In fact, ink recipes often involve vinegar and table salt to create a weak acid that breaks down the material and helps open the color. A few drops of curd oil helps to keep squid fresh after storage. Isopropyl alcohol (or a little vodka) is also a “great tool,” says Logan. “If you drink vodka and add a little turmeric, the alcohol pulls the pigment out of the turmeric and you get a really bright yellow like the yellow in a marker.”
To mix his inks, Logan uses an Erlenmeyer flask. “It’s really helpful to have a vase that you can see through, that won’t break, that you can put boiling water in.” He also just loves their classic look: “The shape and design are amazing.”
Logan shares his tips and recipes for handmade and foraging squids in his book Making ink, in his newsletter Colorand in documentaries Ink color (launching spring 2022). His fans include novelist Margaret Atwood and illustrator Leanne Shapton.

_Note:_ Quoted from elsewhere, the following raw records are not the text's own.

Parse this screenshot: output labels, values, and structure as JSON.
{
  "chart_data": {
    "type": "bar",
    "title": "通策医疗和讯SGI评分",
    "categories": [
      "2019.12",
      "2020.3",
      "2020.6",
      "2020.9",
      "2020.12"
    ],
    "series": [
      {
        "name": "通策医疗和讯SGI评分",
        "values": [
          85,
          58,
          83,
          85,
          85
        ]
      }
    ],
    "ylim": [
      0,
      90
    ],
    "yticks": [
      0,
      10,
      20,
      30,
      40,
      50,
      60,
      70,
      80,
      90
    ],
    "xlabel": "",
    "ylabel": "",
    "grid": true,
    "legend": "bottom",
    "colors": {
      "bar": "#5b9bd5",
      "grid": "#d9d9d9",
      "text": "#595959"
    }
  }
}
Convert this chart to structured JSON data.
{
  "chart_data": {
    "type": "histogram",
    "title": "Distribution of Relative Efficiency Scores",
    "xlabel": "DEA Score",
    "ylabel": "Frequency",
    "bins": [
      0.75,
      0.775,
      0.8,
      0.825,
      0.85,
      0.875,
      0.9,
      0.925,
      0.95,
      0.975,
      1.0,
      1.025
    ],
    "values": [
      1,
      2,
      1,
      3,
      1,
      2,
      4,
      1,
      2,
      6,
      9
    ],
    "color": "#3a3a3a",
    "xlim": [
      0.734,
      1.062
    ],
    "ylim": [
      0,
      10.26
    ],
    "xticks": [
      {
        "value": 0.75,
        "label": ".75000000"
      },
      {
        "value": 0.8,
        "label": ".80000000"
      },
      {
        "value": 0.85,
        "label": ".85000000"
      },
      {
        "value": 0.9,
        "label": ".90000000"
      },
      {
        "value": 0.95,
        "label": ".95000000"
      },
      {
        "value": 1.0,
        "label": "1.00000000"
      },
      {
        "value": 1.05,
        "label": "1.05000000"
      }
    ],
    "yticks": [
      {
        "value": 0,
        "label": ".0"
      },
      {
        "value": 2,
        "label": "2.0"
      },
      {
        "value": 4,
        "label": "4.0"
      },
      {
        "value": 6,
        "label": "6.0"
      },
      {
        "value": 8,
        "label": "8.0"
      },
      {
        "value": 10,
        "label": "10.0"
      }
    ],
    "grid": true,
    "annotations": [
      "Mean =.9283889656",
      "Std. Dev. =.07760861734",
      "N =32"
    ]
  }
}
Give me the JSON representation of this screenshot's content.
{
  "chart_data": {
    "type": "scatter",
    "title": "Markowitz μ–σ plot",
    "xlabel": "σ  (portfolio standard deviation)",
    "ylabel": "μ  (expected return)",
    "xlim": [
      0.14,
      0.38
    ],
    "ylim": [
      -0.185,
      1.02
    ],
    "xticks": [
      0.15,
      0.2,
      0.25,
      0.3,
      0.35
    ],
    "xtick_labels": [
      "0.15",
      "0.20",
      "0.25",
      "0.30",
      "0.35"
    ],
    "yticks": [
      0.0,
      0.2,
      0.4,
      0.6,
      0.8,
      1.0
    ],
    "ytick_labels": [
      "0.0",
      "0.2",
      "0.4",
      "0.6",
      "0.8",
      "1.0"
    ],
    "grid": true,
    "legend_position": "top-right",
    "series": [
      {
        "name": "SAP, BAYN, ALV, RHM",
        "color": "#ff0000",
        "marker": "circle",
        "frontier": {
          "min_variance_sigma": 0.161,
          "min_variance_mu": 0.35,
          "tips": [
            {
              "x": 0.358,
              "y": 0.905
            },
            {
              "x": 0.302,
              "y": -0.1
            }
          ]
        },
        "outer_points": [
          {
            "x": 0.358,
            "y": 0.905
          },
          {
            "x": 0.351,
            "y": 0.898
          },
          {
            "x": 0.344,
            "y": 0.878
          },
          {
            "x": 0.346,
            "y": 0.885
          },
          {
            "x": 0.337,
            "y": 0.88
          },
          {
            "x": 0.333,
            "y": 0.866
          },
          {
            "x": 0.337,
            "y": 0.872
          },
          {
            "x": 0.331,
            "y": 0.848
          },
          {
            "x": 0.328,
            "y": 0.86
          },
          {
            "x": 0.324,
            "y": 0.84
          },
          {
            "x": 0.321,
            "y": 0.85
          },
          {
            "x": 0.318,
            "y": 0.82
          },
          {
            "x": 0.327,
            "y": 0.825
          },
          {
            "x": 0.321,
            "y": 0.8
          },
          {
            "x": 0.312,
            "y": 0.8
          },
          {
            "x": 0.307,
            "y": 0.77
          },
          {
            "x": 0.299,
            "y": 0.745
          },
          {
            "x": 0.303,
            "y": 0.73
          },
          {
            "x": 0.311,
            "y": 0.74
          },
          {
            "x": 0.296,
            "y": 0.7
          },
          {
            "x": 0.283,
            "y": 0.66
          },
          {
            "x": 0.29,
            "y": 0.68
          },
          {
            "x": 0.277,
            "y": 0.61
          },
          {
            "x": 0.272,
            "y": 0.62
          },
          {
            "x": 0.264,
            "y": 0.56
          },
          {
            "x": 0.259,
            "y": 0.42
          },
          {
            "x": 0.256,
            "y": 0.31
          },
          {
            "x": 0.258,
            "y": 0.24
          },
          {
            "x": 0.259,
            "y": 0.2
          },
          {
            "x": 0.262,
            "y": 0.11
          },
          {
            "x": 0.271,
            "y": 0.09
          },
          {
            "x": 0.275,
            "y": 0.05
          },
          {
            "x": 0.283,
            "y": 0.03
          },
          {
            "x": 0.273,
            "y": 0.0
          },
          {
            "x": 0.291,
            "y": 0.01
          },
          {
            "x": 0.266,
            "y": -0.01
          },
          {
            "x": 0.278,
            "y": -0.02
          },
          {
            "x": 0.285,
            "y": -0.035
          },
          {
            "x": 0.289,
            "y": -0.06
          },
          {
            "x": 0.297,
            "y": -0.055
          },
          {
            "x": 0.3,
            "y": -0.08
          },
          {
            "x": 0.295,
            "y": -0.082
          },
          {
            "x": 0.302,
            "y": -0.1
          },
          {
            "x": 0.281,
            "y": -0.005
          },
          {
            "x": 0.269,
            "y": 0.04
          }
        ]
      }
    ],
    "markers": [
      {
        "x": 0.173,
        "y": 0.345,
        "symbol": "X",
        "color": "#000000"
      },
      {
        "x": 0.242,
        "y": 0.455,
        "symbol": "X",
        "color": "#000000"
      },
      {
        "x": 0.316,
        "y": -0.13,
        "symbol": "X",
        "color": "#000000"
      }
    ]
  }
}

When using inks in his own art, Logan experimented with applying them to ceramic, leather, and textiles. But he always goes back to his favorite newspaper, Legion’s Stonehenge. “I like to buy a big piece of paper and cut it into little squares and play with the possibilities.”
He rarely uses the brush. “Brushes are designed for control,” says Logan. “I think taking away the brush is a way to take away my control and let the ink do its job — seep into the paper, or form outlines, or move across the page. I want to get rid of the scope of the ink. ”
Logan often uses his fingers or the bottom of an inkwell as utensils. “I also have a friend in Japan who sent me a Japanese ink applicator. And I sometimes find things in the wild to use for marking. ” Sometimes, “I would put a puddle of ink on the paper, then add a second color of ink to that arena and watch the ink dance.”
Ultimately, Logan says, “As an artist, what excites me most is how I can disappear, how I can let the material itself become the story.”